Anyone read this far? Anyone narritively hooked and want to hear the rest of the story? Pls comment. 😉

S.

Stuff & Things

Tuesday, April 16th, 2002

Watched a interesting video on the net today, courtesy of a friend of mine..

click here to see some cleverly edited footage of the events of Sept 11, along with a question or three we might want to address sooner or later.

One of the things I’ve discovered, much to my suprise [and yes, this is a change of topic] is that there are actually a few television shows with some redeeming qualities. That is, when you download them from morpheus with all the advertising removed. So far, supringly good shows include The Simpsons [suprisingly political, suprisingly left. No wonder my parents hated it ;-)] and Star Trek: The Next Generation. [Suprisingly right on about human nature. I guess it’s social training for geeks or something. Seriously, though, download and watch a few episodes, you’ll find it very refreshing.]

That said, I still am not going to be running out and buying a television set.
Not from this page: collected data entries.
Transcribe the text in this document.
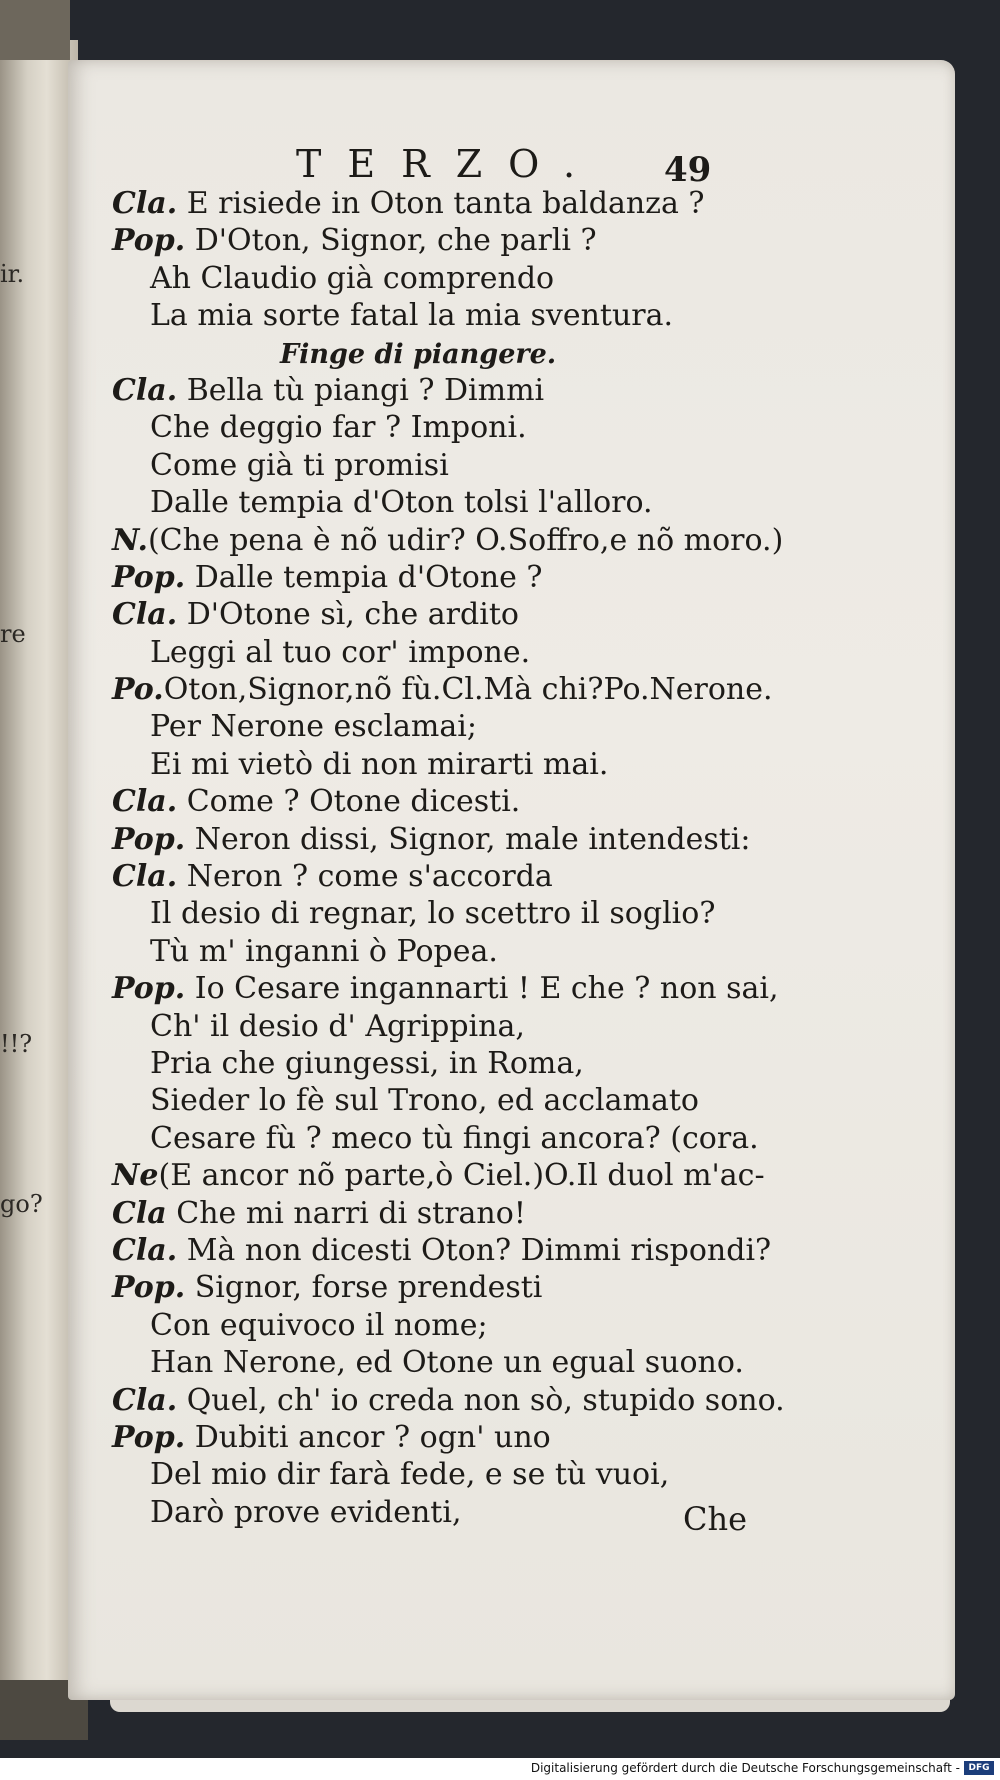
ir.
re
!!?
go?
TERZO. 49
Cla. E risiede in Oton tanta baldanza ?
Pop. D'Oton, Signor, che parli ?
Ah Claudio già comprendo
La mia sorte fatal la mia sventura.
Finge di piangere.
Cla. Bella tù piangi ? Dimmi
Che deggio far ? Imponi.
Come già ti promisi
Dalle tempia d'Oton tolsi l'alloro.
N.(Che pena è nõ udir? O.Soffro,e nõ moro.)
Pop. Dalle tempia d'Otone ?
Cla. D'Otone sì, che ardito
Leggi al tuo cor' impone.
Po.Oton,Signor,nõ fù.Cl.Mà chi?Po.Nerone.
Per Nerone esclamai;
Ei mi vietò di non mirarti mai.
Cla. Come ? Otone dicesti.
Pop. Neron dissi, Signor, male intendesti:
Cla. Neron ? come s'accorda
Il desio di regnar, lo scettro il soglio?
Tù m' inganni ò Popea.
Pop. Io Cesare ingannarti ! E che ? non sai,
Ch' il desio d' Agrippina,
Pria che giungessi, in Roma,
Sieder lo fè sul Trono, ed acclamato
Cesare fù ? meco tù fingi ancora? (cora.
Ne(E ancor nõ parte,ò Ciel.)O.Il duol m'ac-
Cla Che mi narri di strano!
Cla. Mà non dicesti Oton? Dimmi rispondi?
Pop. Signor, forse prendesti
Con equivoco il nome;
Han Nerone, ed Otone un egual suono.
Cla. Quel, ch' io creda non sò, stupido sono.
Pop. Dubiti ancor ? ogn' uno
Del mio dir farà fede, e se tù vuoi,
Darò prove evidenti,	Che
Digitalisierung gefördert durch die Deutsche Forschungsgemeinschaft - DFG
At some later date, I’ll detail why NTSC is evil and television is physiologically addicting. But for the moment, just accept that I have my reasons. Besides, I’ve got a 36″ SVGA monitor. 😉

More later.

finally on day schedule. Whoopee.

took the ‘which southern state are you from quiz’

Friday, April 12th, 2002

# 1 Missouri
# 2 Mississippi
# 3 North Carolina
# 4 Virginia
# 5 Alabama
# 6 Arkansas
# 7 Florida
# 8 Georgia
# 9 Kentucky
# 10 Louisiana
# 11 South Carolina
# 12 Tennessee
# 13 Texas

I find it telling that texas was the worst possible case. Then again, mississippi? (sp?) What are they _thinking_?

Dramates Personale

Friday, April 12th, 2002

It occurs to me that there may be some people reading this journal somewhere someday who don’t know the dramatas personale. So let me name a few of the major players.

P. is my significant other. I’ll spare you the glowing words, but she’s close enough to perfect that it seems pretty inevitable that I will spend my life with her unless she chooses otherwise.
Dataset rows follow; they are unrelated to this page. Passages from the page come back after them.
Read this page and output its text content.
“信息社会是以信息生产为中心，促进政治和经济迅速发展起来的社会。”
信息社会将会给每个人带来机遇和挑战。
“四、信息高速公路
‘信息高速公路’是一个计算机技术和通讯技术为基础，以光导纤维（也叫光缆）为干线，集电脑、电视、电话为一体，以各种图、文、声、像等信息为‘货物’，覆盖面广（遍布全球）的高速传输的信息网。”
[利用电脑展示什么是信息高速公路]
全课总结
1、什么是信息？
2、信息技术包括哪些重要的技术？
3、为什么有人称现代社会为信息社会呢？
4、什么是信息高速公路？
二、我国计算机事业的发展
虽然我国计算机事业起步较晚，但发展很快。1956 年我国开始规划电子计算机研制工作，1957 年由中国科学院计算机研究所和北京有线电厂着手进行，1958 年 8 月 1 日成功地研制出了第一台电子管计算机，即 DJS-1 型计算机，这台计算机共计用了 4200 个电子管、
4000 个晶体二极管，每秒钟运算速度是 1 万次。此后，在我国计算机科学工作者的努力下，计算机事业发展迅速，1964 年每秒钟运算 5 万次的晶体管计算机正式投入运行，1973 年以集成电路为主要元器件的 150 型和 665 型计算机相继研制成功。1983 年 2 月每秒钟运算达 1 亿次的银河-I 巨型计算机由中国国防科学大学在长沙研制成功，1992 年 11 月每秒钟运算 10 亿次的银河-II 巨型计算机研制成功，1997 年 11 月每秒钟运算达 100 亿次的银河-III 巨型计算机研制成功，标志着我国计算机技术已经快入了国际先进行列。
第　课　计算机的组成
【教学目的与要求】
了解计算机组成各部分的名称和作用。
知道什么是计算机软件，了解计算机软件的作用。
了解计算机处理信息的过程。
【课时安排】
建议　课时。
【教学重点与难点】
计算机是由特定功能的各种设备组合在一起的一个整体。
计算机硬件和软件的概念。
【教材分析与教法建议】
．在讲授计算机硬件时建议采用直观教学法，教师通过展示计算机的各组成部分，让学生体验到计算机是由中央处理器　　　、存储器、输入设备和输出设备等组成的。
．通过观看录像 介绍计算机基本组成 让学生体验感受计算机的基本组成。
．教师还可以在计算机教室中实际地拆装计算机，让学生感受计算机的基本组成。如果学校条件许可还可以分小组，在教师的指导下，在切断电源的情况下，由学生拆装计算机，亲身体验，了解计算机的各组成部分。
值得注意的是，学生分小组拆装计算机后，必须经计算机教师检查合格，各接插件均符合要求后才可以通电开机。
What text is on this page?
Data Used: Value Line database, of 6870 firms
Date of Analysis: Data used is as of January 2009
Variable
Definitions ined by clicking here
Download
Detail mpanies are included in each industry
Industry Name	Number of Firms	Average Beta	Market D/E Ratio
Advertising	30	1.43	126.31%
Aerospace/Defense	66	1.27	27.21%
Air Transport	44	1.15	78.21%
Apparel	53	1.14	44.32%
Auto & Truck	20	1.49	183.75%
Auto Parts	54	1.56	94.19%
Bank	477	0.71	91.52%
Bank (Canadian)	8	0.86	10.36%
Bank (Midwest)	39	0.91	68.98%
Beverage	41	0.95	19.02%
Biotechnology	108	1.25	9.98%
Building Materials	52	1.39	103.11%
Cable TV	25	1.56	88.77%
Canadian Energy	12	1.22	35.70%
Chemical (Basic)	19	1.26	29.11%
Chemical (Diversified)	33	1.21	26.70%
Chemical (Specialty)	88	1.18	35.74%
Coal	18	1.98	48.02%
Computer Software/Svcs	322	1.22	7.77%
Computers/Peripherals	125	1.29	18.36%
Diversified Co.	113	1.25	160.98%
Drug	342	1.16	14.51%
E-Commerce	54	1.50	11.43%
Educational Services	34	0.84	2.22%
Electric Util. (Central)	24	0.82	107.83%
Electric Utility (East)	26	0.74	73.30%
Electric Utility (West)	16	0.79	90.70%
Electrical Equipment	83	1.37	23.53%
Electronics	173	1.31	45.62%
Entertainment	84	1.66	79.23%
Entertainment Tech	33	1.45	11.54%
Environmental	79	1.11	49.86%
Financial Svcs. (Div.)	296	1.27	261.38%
M. is my closest female friend. She’s a lot like me
C. is one of my closer male friends and a long time coworker [at not one, but two jobs – and I’d hire him again in a heartbeat. his value isn’t always immediately obvious, though]
V. is my ex-significant other, now male.
N. is my ex-child with V., now adopted and living with MY. I’ve had just about nothing to do with his life, though I try to keep in touch with his parents.
DB. is MY.’s ex-SO
NI. & JL. are my oldest friends, and, after P., probebly the people who know me best.

EV personalities and coworkers are considered to be ‘public’ and will be named as such [I.e. Lee Hart, Bruce Sherry, Roy LeMur, Rich Rudman etc] since the majority of my dialogue with them is on projects which are for public consumption.
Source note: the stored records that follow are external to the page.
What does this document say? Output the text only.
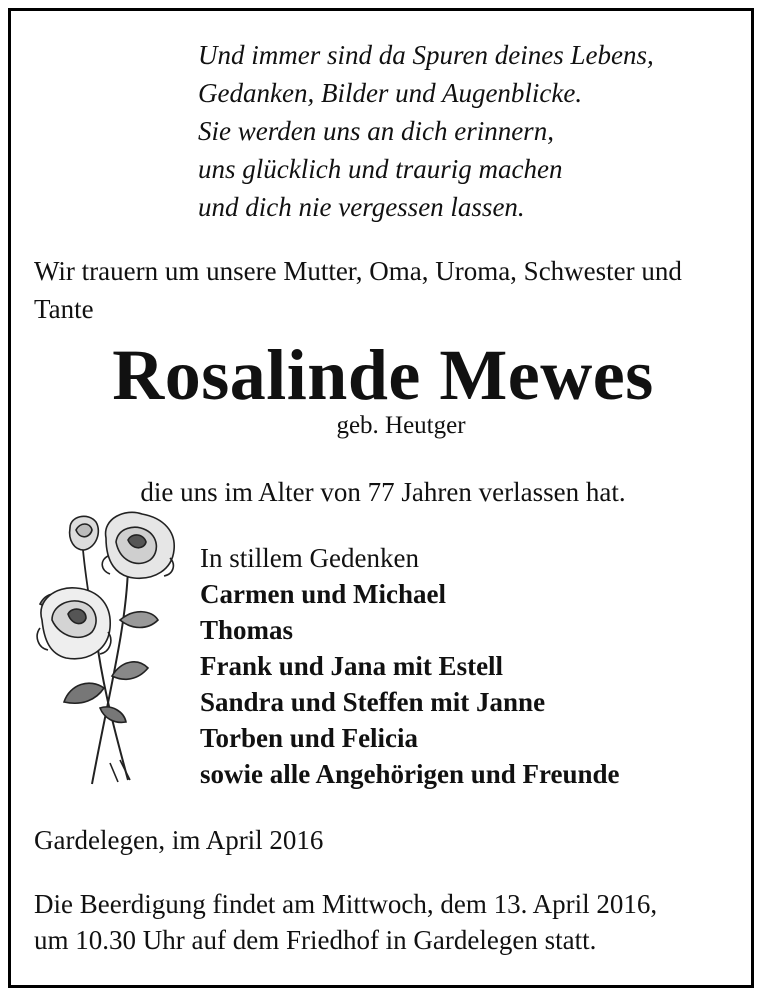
Und immer sind da Spuren deines Lebens,
Gedanken, Bilder und Augenblicke.
Sie werden uns an dich erinnern,
uns glücklich und traurig machen
und dich nie vergessen lassen.
Wir trauern um unsere Mutter, Oma, Uroma, Schwester und Tante
Rosalinde Mewes
geb. Heutger
die uns im Alter von 77 Jahren verlassen hat.
In stillem Gedenken
Carmen und Michael
Thomas
Frank und Jana mit Estell
Sandra und Steffen mit Janne
Torben und Felicia
sowie alle Angehörigen und Freunde
Gardelegen, im April 2016
Die Beerdigung findet am Mittwoch, dem 13. April 2016,
um 10.30 Uhr auf dem Friedhof in Gardelegen statt.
My parents I will generally refer to as my father and my mother, P.’s father I will refer to as J.

That’s pretty much all the very-active links in my social network.

Reading back over my entries

Friday, April 12th, 2002

Realized I forgot to explain why I am crazy eddie.

If you’ll remember, crazy eddie was the charicter in The Mote In God’s Eye, by Pournelle and Niven [labelled by heinlien ‘possibly the best science fiction I have ever read’], who personified {and I’m not quoting, this is from memory)

‘When a city has gotten as full as it can get, when there is barely enough power and food to feed and shelter those in it, it is then that this person moves those removing garbage from it to strike for better wages’.

He’s also described as the engineer using tomorrow’s profits to build today’s devices, etc.

And he’s also the one who sent a probe to the human race, resulting in the humans discovering the moties, a race locked in a endless cycle of wars because they reproduce too quickly. A motie has two choices.. have sex or die.

And, he is also me.

The trained worker, working on a invention that has already been tried, and failed commercially, many times. Aware that he will fail, doing the best he can to share as much of his progress as publicly as possible, so that others can follow in his footsteps. Tilting against a windmill.

This is why I play april fools jokes on the EV list. This is why I laugh so much, both at myself and at the situation. Because I have to – because if I ever forget, even for a second, that I’m not doing something completely insane by the majority definition of sane, I’ll let go.

I’m sure each person can only keep it up so long. You either actually do go crazy, or you back off and return to more useful and profitible work. And, if someone waves a job in front of me, I might take it. I won’t give up on my EV hobby, but it will be condensed to evenings and weekends.

It seems someone like me can’t get a government grant – you have to jump through a lot of hoops that I’m not really set up to jump through. P. is trying, though, and for this I really respect her. She’s just as aware as I am of the crazy-eddieness of it all.

Actually, I’ve found a little ‘enclave’ of crazy eddies in seattle. SEVA has 40 or 50 members who regularly attend, and at least five are ‘pros’ – they make their living on electric vehicles.